Sparse, self-organizing ensembles of local kernels detect rare statistical anomalies
Gaia Grosso, Sai Sumedh R. Hindupur, Thomas Fel, Samuel Bright-Thonney, Philip Harris, Demba Ba
TL;DR
This work tackles the challenge of detecting rare, in-distribution anomalies in high-dimensional representations by proposing SparKer, a sparse, self-organizing ensemble of local Gaussian kernels trained under a semi-supervised Neyman–Pearson objective to approximate the log-density ratio between inspected data and an anomaly-free reference. The method enforces three principled inductive biases—sparsity, locality, and competition—via kernel-level SoftMax interactions and scale annealing, yielding interpretable, region-specific anomaly localization even in spaces with thousands of dimensions.
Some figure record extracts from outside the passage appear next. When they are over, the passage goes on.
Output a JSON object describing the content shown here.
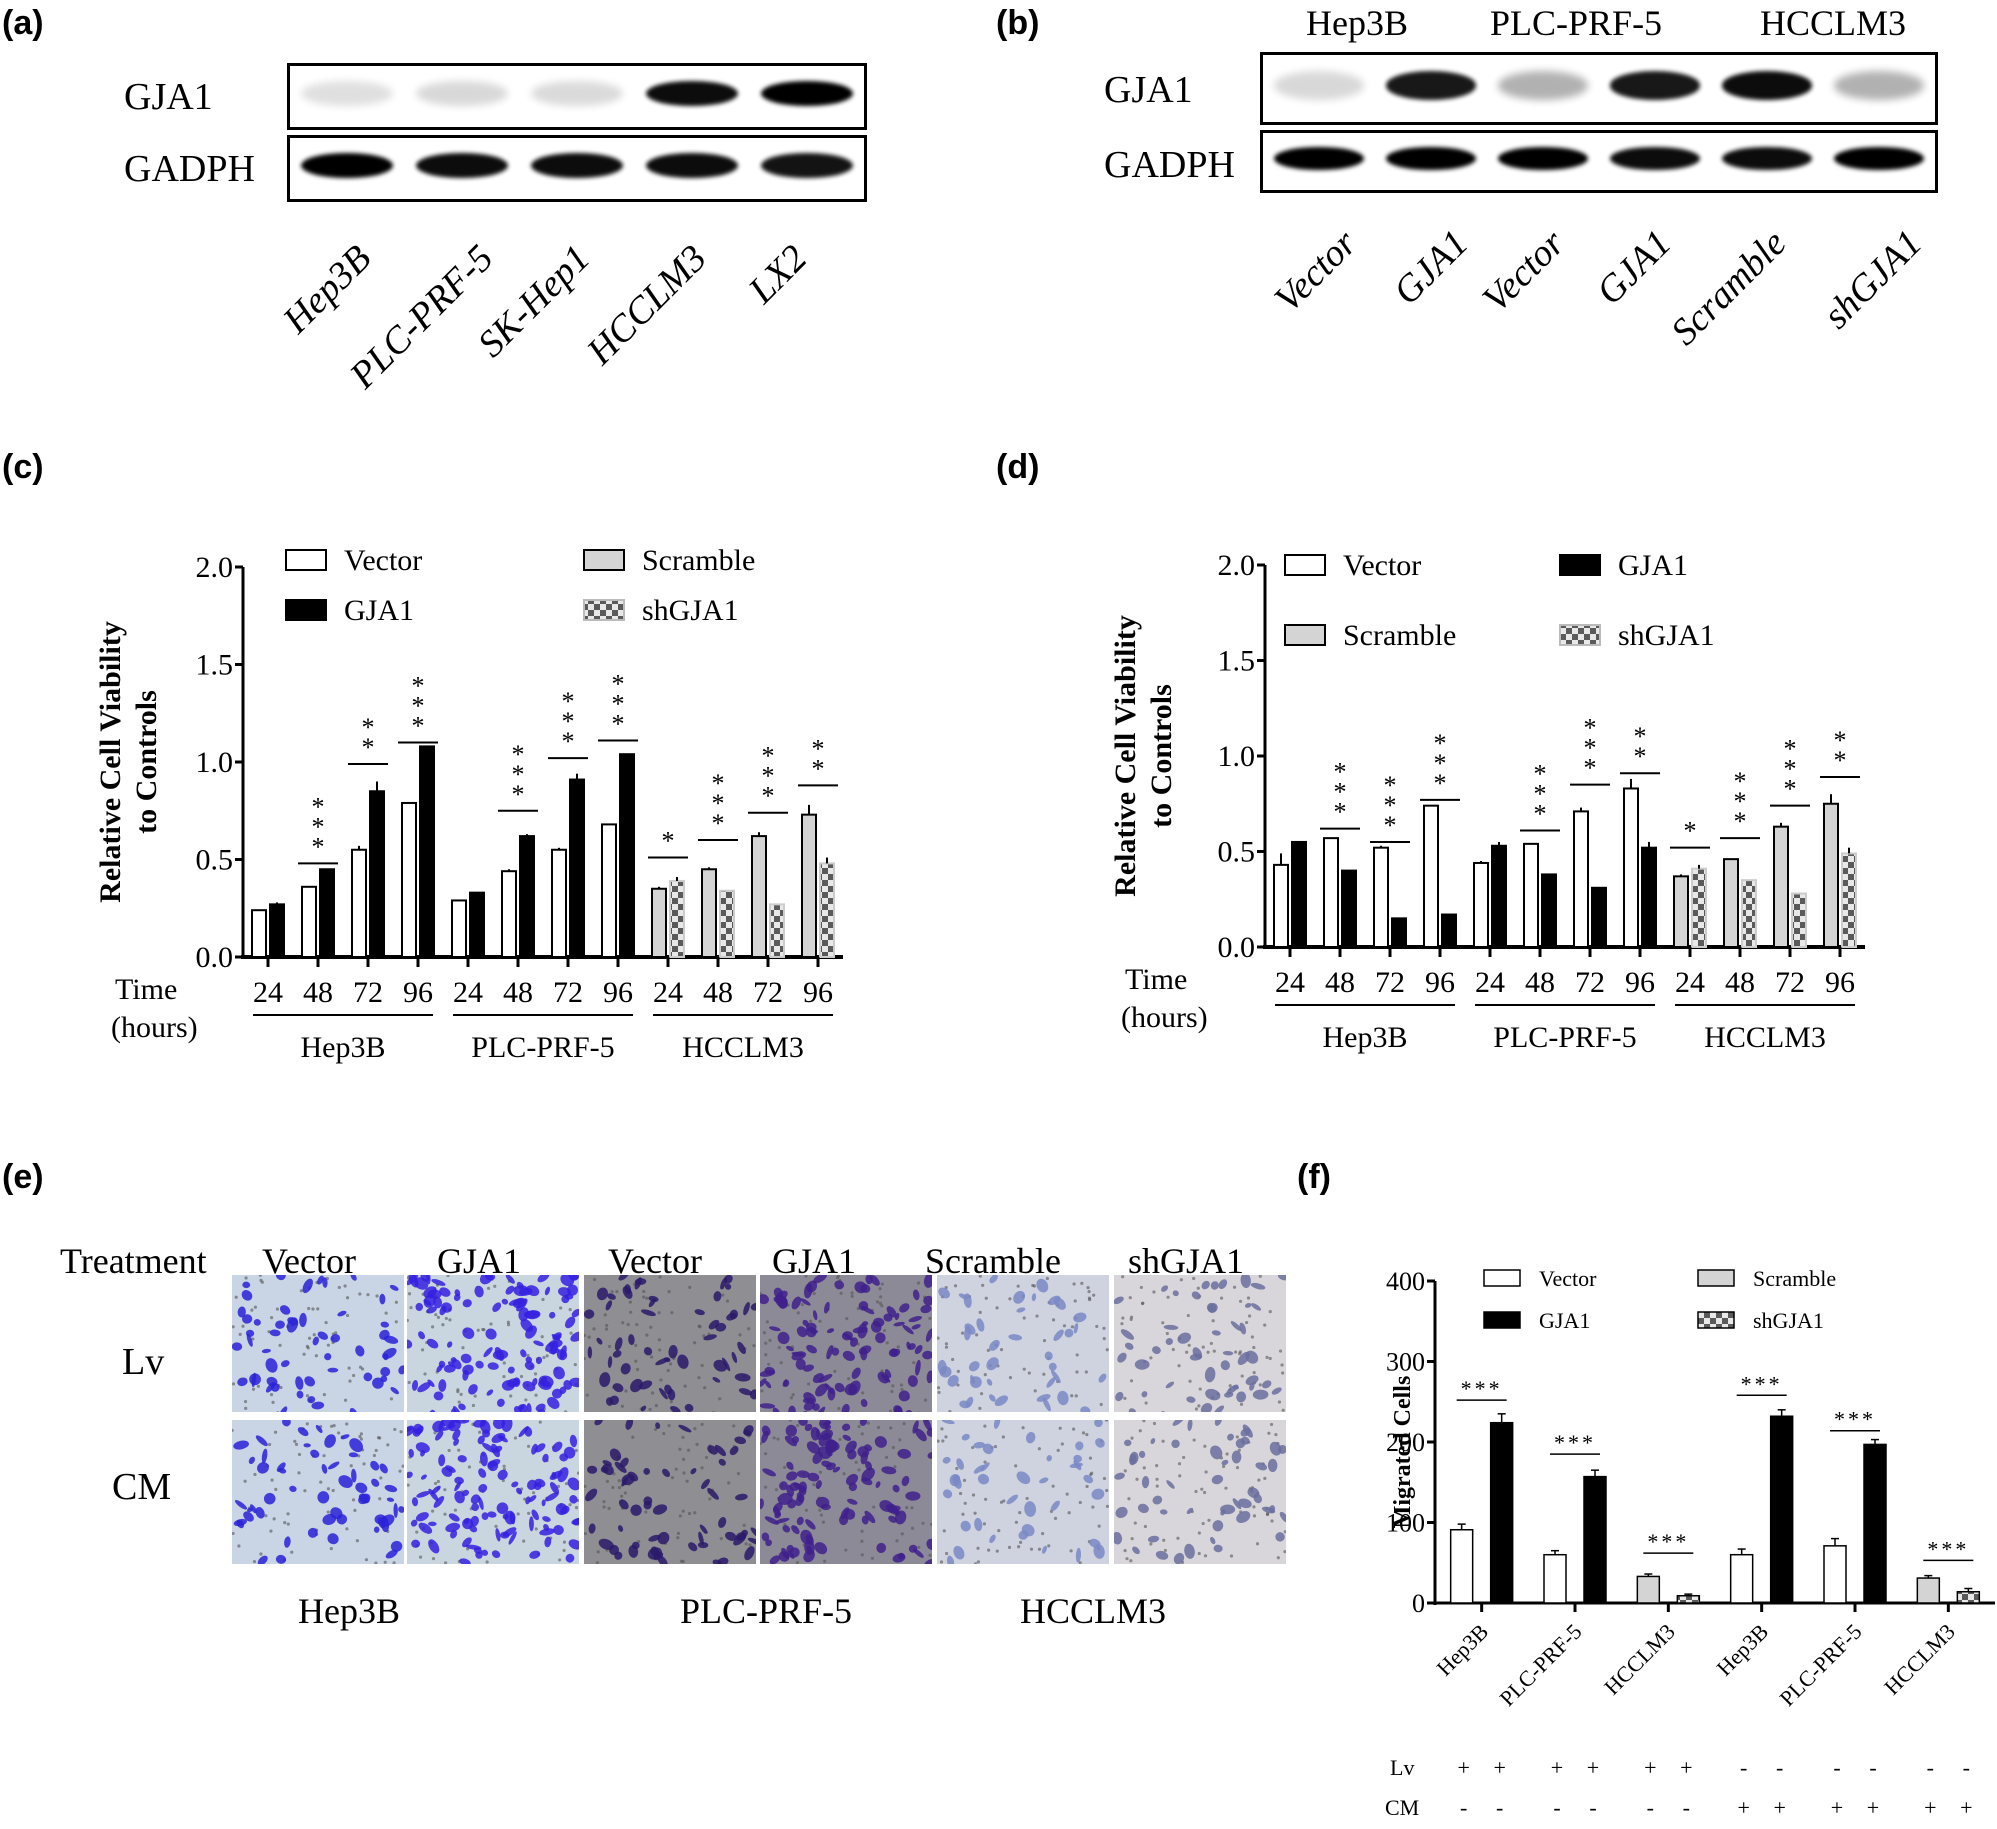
{
  "panels": {
    "a": {
      "label": "(a)",
      "rows": [
        "GJA1",
        "GADPH"
      ],
      "lanes": [
        "Hep3B",
        "PLC-PRF-5",
        "SK-Hep1",
        "HCCLM3",
        "LX2"
      ],
      "gja1_intensity": [
        0.12,
        0.15,
        0.14,
        0.95,
        1.0
      ],
      "gadph_intensity": [
        1.0,
        0.95,
        0.95,
        0.95,
        0.92
      ]
    },
    "b": {
      "label": "(b)",
      "groups": [
        "Hep3B",
        "PLC-PRF-5",
        "HCCLM3"
      ],
      "rows": [
        "GJA1",
        "GADPH"
      ],
      "lanes": [
        "Vector",
        "GJA1",
        "Vector",
        "GJA1",
        "Scramble",
        "shGJA1"
      ],
      "gja1_intensity": [
        0.15,
        0.9,
        0.3,
        0.9,
        0.95,
        0.3
      ],
      "gadph_intensity": [
        1.0,
        1.0,
        1.0,
        0.95,
        0.95,
        1.0
      ]
    },
    "c": {
      "label": "(c)"
    },
    "d": {
      "label": "(d)"
    },
    "e": {
      "label": "(e)",
      "header": {
        "treatment": "Treatment",
        "columns": [
          "Vector",
          "GJA1",
          "Vector",
          "GJA1",
          "Scramble",
          "shGJA1"
        ]
      },
      "rows": [
        "Lv",
        "CM"
      ],
      "cell_lines": [
        "Hep3B",
        "PLC-PRF-5",
        "HCCLM3"
      ]
    },
    "f": {
      "label": "(f)"
    }
  },
  "chart_data": [
    {
      "id": "c",
      "type": "bar",
      "title": "",
      "ylabel": "Relative Cell Viability to Controls",
      "xlabel": "Time (hours)",
      "ylim": [
        0,
        2.0
      ],
      "yticks": [
        "0.0",
        "0.5",
        "1.0",
        "1.5",
        "2.0"
      ],
      "x_title": [
        "Time",
        "(hours)"
      ],
      "legend": [
        {
          "name": "Vector",
          "style": "white"
        },
        {
          "name": "GJA1",
          "style": "black"
        },
        {
          "name": "Scramble",
          "style": "gray"
        },
        {
          "name": "shGJA1",
          "style": "checker"
        }
      ],
      "legend_layout": "columns",
      "groups": [
        {
          "name": "Hep3B",
          "times": [
            "24",
            "48",
            "72",
            "96"
          ],
          "series": [
            {
              "name": "Vector",
              "style": "white",
              "values": [
                0.24,
                0.36,
                0.55,
                0.79
              ],
              "err": [
                0.0,
                0.0,
                0.02,
                0.0
              ]
            },
            {
              "name": "GJA1",
              "style": "black",
              "values": [
                0.27,
                0.45,
                0.85,
                1.08
              ],
              "err": [
                0.01,
                0.0,
                0.05,
                0.0
              ]
            }
          ],
          "sig": [
            "",
            "***",
            "**",
            "***"
          ],
          "sig_y": [
            0,
            0.48,
            0.99,
            1.1
          ]
        },
        {
          "name": "PLC-PRF-5",
          "times": [
            "24",
            "48",
            "72",
            "96"
          ],
          "series": [
            {
              "name": "Vector",
              "style": "white",
              "values": [
                0.29,
                0.44,
                0.55,
                0.68
              ],
              "err": [
                0.0,
                0.01,
                0.01,
                0.0
              ]
            },
            {
              "name": "GJA1",
              "style": "black",
              "values": [
                0.33,
                0.62,
                0.91,
                1.04
              ],
              "err": [
                0.0,
                0.01,
                0.03,
                0.0
              ]
            }
          ],
          "sig": [
            "",
            "***",
            "***",
            "***"
          ],
          "sig_y": [
            0,
            0.75,
            1.02,
            1.11
          ]
        },
        {
          "name": "HCCLM3",
          "times": [
            "24",
            "48",
            "72",
            "96"
          ],
          "series": [
            {
              "name": "Scramble",
              "style": "gray",
              "values": [
                0.35,
                0.45,
                0.62,
                0.73
              ],
              "err": [
                0.01,
                0.01,
                0.02,
                0.05
              ]
            },
            {
              "name": "shGJA1",
              "style": "checker",
              "values": [
                0.39,
                0.34,
                0.27,
                0.48
              ],
              "err": [
                0.02,
                0.0,
                0.0,
                0.03
              ]
            }
          ],
          "sig": [
            "*",
            "***",
            "***",
            "**"
          ],
          "sig_y": [
            0.51,
            0.6,
            0.74,
            0.88
          ]
        }
      ]
    },
    {
      "id": "d",
      "type": "bar",
      "title": "",
      "ylabel": "Relative Cell Viability to Controls",
      "xlabel": "Time (hours)",
      "ylim": [
        0,
        2.0
      ],
      "yticks": [
        "0.0",
        "0.5",
        "1.0",
        "1.5",
        "2.0"
      ],
      "x_title": [
        "Time",
        "(hours)"
      ],
      "legend": [
        {
          "name": "Vector",
          "style": "white"
        },
        {
          "name": "Scramble",
          "style": "gray"
        },
        {
          "name": "GJA1",
          "style": "black"
        },
        {
          "name": "shGJA1",
          "style": "checker"
        }
      ],
      "legend_layout": "columns",
      "groups": [
        {
          "name": "Hep3B",
          "times": [
            "24",
            "48",
            "72",
            "96"
          ],
          "series": [
            {
              "name": "Vector",
              "style": "white",
              "values": [
                0.43,
                0.57,
                0.52,
                0.74
              ],
              "err": [
                0.06,
                0.0,
                0.01,
                0.0
              ]
            },
            {
              "name": "GJA1",
              "style": "black",
              "values": [
                0.55,
                0.4,
                0.15,
                0.17
              ],
              "err": [
                0.0,
                0.0,
                0.0,
                0.0
              ]
            }
          ],
          "sig": [
            "",
            "***",
            "***",
            "***"
          ],
          "sig_y": [
            0,
            0.62,
            0.55,
            0.77
          ]
        },
        {
          "name": "PLC-PRF-5",
          "times": [
            "24",
            "48",
            "72",
            "96"
          ],
          "series": [
            {
              "name": "Vector",
              "style": "white",
              "values": [
                0.44,
                0.54,
                0.71,
                0.83
              ],
              "err": [
                0.01,
                0.0,
                0.02,
                0.05
              ]
            },
            {
              "name": "GJA1",
              "style": "black",
              "values": [
                0.53,
                0.38,
                0.31,
                0.52
              ],
              "err": [
                0.02,
                0.0,
                0.0,
                0.03
              ]
            }
          ],
          "sig": [
            "",
            "***",
            "***",
            "**"
          ],
          "sig_y": [
            0,
            0.61,
            0.85,
            0.91
          ]
        },
        {
          "name": "HCCLM3",
          "times": [
            "24",
            "48",
            "72",
            "96"
          ],
          "series": [
            {
              "name": "Scramble",
              "style": "gray",
              "values": [
                0.37,
                0.46,
                0.63,
                0.75
              ],
              "err": [
                0.01,
                0.0,
                0.02,
                0.05
              ]
            },
            {
              "name": "shGJA1",
              "style": "checker",
              "values": [
                0.41,
                0.35,
                0.28,
                0.49
              ],
              "err": [
                0.02,
                0.0,
                0.0,
                0.03
              ]
            }
          ],
          "sig": [
            "*",
            "***",
            "***",
            "**"
          ],
          "sig_y": [
            0.52,
            0.57,
            0.74,
            0.89
          ]
        }
      ]
    },
    {
      "id": "f",
      "type": "bar",
      "title": "",
      "ylabel": "Migrated Cells",
      "ylim": [
        0,
        400
      ],
      "yticks": [
        "0",
        "100",
        "200",
        "300",
        "400"
      ],
      "legend": [
        {
          "name": "Vector",
          "style": "white"
        },
        {
          "name": "GJA1",
          "style": "black"
        },
        {
          "name": "Scramble",
          "style": "gray"
        },
        {
          "name": "shGJA1",
          "style": "checker"
        }
      ],
      "categories": [
        "Hep3B",
        "PLC-PRF-5",
        "HCCLM3",
        "Hep3B",
        "PLC-PRF-5",
        "HCCLM3"
      ],
      "pairs": [
        {
          "styles": [
            "white",
            "black"
          ],
          "values": [
            91,
            224
          ],
          "err": [
            7,
            11
          ],
          "sig": "***",
          "sig_y": 252
        },
        {
          "styles": [
            "white",
            "black"
          ],
          "values": [
            60,
            157
          ],
          "err": [
            5,
            8
          ],
          "sig": "***",
          "sig_y": 185
        },
        {
          "styles": [
            "gray",
            "checker"
          ],
          "values": [
            33,
            9
          ],
          "err": [
            3,
            2
          ],
          "sig": "***",
          "sig_y": 62
        },
        {
          "styles": [
            "white",
            "black"
          ],
          "values": [
            60,
            232
          ],
          "err": [
            7,
            8
          ],
          "sig": "***",
          "sig_y": 258
        },
        {
          "styles": [
            "white",
            "black"
          ],
          "values": [
            71,
            197
          ],
          "err": [
            9,
            6
          ],
          "sig": "***",
          "sig_y": 214
        },
        {
          "styles": [
            "gray",
            "checker"
          ],
          "values": [
            31,
            14
          ],
          "err": [
            3,
            4
          ],
          "sig": "***",
          "sig_y": 53
        }
      ],
      "conditions": {
        "Lv": [
          "+",
          "+",
          "+",
          "+",
          "+",
          "+",
          "-",
          "-",
          "-",
          "-",
          "-",
          "-"
        ],
        "CM": [
          "-",
          "-",
          "-",
          "-",
          "-",
          "-",
          "+",
          "+",
          "+",
          "+",
          "+",
          "+"
        ]
      }
    }
  ]
}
Theoretical analysis casts SparKer as an energy-based learning system with particle-like kernel dynamics, proving that scale-annealing and local interactions drive convergence to anomalous regions and enabling automatic discovery of multiple, distinct anomalies. Empirically, SparKer outperforms kernel-based NP and MMD baselines across diverse domains, including scientific discovery, open-world novelty, intrusion detection, and generative AI validation, often with only a handful of kernels. The framework offers scalable, interpretable anomaly detection with practical impact for scientific inference, ML safety, and model validation, and points to future work on adaptive kernel covariances and broader applications beyond anomaly detection.
Abstract
Modern artificial intelligence has revolutionized our ability to extract rich and versatile data representations across scientific disciplines. Yet, the statistical properties of these representations remain poorly controlled, causing misspecified anomaly detection (AD) methods to falter. Weak or rare signals can remain hidden within the apparent regularity of normal data, creating a gap in our ability to detect and interpret anomalies. We examine this gap and identify a set of structural desiderata for detection methods operating under minimal prior information: sparsity, to enforce parsimony; locality, to preserve geometric sensitivity; and competition, to promote efficient allocation of model capacity. These principles define a class of self-organizing local kernels that adaptively partition the representation space around regions of statistical imbalance. As an instantiation of these principles, we introduce SparKer, a sparse ensemble of Gaussian kernels trained within a semi-supervised Neyman--Pearson framework to locally model the likelihood ratio between a sample that may contain anomalies and a nominal, anomaly-free reference. We provide theoretical insights into the mechanisms that drive detection and self-organization in the proposed model, and demonstrate the effectiveness of this approach on realistic high-dimensional problems of scientific discovery, open-world novelty detection, intrusion detection, and generative-model validation. Our applications span both the natural- and computer-science domains. We demonstrate that ensembles containing only a handful of kernels can identify statistically significant anomalous locations within representation spaces of thousands of dimensions, underscoring both the interpretability, efficiency and scalability of the proposed approach.